The essence of fund management is to seek the best industry and company.
Market style is unpredictable. At the moment when the structural market of A-shares is getting worse and worse, it is not easy for fund holders to choose a fund that suits them and can continue to make profits among tens of thousands of funds.
A FOF fund manager told the Securities Times that fund products can be roughly divided into value type, growth type and balance type according to the investment style. How to evaluate which type is better? On the one hand, we should look at the market style, on the other hand, we should study the investment framework of fund managers, and we can't simply evaluate the quality of products.
A fund manager who is good at industry rotation once said in an interview with the Securities Times reporter, "A qualified fund manager should surpass the market and benchmark every year. You can't say that the style is here, you are particularly awesome, the style is not on your side, and your performance is at the bottom. The main task of fund managers should be to seek the best companies and industries. There will be many new things in the capital market. Fund managers should respect the capital market with an open mind and constantly learn to expand their ability boundaries. "
From this perspective, a fund manager who is good at investing in growth stocks is actually unqualified if he has not invested in new energy sources in recent years, because he has not seen the industrial trend.

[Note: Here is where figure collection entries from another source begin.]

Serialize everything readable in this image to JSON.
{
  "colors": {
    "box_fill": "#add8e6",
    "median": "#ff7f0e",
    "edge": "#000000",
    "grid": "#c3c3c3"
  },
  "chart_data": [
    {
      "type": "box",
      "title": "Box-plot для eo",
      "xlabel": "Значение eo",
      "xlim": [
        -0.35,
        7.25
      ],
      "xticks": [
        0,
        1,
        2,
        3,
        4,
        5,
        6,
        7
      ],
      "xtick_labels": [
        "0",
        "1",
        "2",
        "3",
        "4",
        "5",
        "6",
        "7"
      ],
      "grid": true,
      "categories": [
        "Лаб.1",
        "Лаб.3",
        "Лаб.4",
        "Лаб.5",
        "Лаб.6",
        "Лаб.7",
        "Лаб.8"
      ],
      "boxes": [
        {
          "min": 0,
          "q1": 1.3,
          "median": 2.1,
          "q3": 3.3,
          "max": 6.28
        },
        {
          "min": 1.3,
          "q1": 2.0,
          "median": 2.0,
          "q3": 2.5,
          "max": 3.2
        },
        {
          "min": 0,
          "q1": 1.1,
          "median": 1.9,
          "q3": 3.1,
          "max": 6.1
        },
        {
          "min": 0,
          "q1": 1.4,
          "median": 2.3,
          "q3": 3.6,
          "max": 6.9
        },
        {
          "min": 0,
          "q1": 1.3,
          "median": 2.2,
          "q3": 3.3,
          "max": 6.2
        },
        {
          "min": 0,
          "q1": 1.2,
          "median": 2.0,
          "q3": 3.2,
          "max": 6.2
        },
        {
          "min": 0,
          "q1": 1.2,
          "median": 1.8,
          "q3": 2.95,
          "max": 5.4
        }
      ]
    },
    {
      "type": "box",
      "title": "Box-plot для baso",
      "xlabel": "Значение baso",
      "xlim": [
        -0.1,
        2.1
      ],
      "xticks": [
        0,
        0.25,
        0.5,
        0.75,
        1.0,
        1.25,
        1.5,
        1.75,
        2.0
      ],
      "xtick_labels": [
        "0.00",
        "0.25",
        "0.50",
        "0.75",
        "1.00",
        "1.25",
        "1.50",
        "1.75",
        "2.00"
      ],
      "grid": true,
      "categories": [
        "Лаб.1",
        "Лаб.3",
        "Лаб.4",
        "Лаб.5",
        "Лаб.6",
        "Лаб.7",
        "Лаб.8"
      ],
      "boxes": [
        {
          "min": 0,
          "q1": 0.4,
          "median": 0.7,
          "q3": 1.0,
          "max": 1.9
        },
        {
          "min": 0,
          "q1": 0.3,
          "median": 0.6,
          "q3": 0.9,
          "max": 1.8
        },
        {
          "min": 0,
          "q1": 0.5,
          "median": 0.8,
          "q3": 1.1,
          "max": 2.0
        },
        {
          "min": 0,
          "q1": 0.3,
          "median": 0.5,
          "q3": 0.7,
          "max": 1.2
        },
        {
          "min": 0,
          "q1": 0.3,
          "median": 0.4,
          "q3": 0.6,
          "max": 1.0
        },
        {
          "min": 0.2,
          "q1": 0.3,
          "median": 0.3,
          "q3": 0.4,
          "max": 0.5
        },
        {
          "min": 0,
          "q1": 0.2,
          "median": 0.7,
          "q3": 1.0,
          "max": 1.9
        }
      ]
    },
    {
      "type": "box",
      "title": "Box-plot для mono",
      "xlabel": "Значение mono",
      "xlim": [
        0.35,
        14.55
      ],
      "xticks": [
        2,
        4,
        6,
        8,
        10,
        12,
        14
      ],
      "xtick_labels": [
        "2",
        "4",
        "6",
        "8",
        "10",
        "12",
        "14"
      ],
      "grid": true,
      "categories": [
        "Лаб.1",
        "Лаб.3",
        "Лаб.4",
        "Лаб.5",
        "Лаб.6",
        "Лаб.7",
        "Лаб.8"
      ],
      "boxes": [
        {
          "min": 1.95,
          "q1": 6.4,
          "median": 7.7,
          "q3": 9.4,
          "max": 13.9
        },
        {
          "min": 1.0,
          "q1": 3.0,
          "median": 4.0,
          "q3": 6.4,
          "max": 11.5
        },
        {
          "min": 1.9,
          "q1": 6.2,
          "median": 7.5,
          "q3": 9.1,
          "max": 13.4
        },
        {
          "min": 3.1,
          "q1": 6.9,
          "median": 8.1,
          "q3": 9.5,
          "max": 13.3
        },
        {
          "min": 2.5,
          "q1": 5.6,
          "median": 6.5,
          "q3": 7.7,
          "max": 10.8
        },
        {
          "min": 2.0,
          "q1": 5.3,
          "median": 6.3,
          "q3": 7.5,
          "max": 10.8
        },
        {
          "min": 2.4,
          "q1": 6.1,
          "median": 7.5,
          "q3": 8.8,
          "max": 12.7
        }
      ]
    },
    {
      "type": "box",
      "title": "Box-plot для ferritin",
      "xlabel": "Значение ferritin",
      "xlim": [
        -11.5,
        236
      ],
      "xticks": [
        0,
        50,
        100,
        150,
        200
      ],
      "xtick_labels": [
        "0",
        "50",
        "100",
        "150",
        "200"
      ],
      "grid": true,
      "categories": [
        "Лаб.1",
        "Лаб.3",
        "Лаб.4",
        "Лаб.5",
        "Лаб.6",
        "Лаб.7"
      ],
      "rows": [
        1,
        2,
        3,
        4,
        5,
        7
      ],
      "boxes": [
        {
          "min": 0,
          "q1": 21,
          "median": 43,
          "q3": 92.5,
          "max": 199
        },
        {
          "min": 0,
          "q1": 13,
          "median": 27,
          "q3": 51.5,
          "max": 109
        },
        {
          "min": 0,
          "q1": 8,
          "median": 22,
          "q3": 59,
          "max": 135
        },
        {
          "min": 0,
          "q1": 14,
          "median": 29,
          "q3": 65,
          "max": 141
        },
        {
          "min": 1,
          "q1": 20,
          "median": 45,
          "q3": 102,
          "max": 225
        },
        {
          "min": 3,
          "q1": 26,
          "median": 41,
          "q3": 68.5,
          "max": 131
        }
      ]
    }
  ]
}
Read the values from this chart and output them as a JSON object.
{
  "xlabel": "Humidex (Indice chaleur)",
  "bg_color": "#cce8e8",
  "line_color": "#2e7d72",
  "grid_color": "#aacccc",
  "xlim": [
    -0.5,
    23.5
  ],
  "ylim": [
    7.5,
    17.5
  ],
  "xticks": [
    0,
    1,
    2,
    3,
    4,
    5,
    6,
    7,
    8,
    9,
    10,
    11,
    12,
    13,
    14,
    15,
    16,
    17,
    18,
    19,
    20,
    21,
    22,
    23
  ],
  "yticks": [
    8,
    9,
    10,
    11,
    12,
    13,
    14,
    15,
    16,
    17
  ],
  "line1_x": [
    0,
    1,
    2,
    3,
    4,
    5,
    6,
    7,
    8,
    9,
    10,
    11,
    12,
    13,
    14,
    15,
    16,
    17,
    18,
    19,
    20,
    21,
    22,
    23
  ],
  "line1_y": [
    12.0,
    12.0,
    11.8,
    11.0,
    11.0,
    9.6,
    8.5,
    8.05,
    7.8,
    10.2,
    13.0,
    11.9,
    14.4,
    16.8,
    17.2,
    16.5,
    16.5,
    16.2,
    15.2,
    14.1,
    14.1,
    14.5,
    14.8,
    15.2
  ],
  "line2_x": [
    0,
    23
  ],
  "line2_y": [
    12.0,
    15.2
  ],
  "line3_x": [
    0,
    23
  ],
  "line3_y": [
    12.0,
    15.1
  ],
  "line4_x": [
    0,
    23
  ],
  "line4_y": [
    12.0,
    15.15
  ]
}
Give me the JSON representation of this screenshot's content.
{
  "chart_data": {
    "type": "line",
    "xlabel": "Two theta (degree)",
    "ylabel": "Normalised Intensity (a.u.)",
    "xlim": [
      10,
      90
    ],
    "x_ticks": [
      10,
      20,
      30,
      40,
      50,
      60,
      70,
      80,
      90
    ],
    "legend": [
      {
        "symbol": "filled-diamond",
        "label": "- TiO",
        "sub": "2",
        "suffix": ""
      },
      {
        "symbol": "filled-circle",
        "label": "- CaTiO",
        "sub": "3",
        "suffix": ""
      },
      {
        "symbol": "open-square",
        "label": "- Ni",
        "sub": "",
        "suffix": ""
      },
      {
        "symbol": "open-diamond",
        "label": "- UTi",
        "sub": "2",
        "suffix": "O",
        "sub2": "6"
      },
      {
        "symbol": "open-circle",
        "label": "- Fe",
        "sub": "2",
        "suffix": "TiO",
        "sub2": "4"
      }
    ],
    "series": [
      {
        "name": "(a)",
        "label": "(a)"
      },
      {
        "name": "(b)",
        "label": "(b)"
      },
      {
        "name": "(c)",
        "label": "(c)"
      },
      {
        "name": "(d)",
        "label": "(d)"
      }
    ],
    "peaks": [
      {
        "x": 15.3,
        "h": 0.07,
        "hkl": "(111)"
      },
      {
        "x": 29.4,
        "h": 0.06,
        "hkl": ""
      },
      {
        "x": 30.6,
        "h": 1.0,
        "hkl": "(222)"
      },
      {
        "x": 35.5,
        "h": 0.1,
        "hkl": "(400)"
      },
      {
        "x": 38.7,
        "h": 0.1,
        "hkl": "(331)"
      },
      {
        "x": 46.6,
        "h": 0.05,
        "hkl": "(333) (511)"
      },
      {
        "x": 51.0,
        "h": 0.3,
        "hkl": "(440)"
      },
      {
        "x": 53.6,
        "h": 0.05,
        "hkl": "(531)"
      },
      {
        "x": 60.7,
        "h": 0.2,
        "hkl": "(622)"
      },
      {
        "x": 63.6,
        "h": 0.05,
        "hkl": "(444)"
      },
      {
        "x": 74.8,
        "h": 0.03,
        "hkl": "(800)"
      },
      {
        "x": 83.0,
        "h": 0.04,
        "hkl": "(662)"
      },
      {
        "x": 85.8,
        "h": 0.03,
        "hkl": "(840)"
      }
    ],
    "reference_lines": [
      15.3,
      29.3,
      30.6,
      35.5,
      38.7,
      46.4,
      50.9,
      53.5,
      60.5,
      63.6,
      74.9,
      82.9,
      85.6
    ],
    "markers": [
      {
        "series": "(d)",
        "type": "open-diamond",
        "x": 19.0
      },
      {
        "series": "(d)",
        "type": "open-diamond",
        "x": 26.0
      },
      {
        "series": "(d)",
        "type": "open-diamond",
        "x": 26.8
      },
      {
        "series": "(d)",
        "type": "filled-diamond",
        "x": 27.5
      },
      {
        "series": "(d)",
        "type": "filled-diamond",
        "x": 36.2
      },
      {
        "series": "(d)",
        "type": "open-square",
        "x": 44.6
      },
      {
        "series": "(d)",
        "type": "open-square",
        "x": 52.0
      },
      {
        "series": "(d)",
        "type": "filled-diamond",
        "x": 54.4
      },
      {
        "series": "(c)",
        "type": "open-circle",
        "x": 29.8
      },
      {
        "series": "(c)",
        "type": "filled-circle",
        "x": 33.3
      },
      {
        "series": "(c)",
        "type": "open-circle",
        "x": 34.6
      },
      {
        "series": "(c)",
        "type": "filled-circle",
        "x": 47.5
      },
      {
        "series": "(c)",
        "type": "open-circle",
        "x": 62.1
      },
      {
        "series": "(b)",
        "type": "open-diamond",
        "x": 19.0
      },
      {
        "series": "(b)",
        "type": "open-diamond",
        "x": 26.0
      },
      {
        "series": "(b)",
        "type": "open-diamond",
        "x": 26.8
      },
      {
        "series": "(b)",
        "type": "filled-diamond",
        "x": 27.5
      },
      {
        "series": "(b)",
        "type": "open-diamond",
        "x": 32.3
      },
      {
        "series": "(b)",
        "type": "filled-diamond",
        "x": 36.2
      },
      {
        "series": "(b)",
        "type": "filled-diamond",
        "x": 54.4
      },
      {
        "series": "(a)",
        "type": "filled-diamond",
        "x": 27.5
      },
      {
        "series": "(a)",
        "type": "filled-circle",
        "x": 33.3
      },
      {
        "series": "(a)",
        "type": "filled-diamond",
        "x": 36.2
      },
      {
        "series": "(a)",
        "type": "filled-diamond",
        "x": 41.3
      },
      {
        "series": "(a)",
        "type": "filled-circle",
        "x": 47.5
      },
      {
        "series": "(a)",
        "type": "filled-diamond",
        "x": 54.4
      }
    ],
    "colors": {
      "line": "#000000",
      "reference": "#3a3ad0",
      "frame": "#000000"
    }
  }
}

For value funds, if they hold low-valued sectors such as finance, real estate and coal all the year round, there is almost no change in heavy stocks. The average performance in previous years and outstanding performance this year do not mean that the fund manager is good enough. The value fund, which is famous for its low valuation, has a serious performance differentiation this year. Some fund products that adjusted their positions to the coal sector in advance last year performed well this year, while fund products with long-term unchanged positions performed poorly.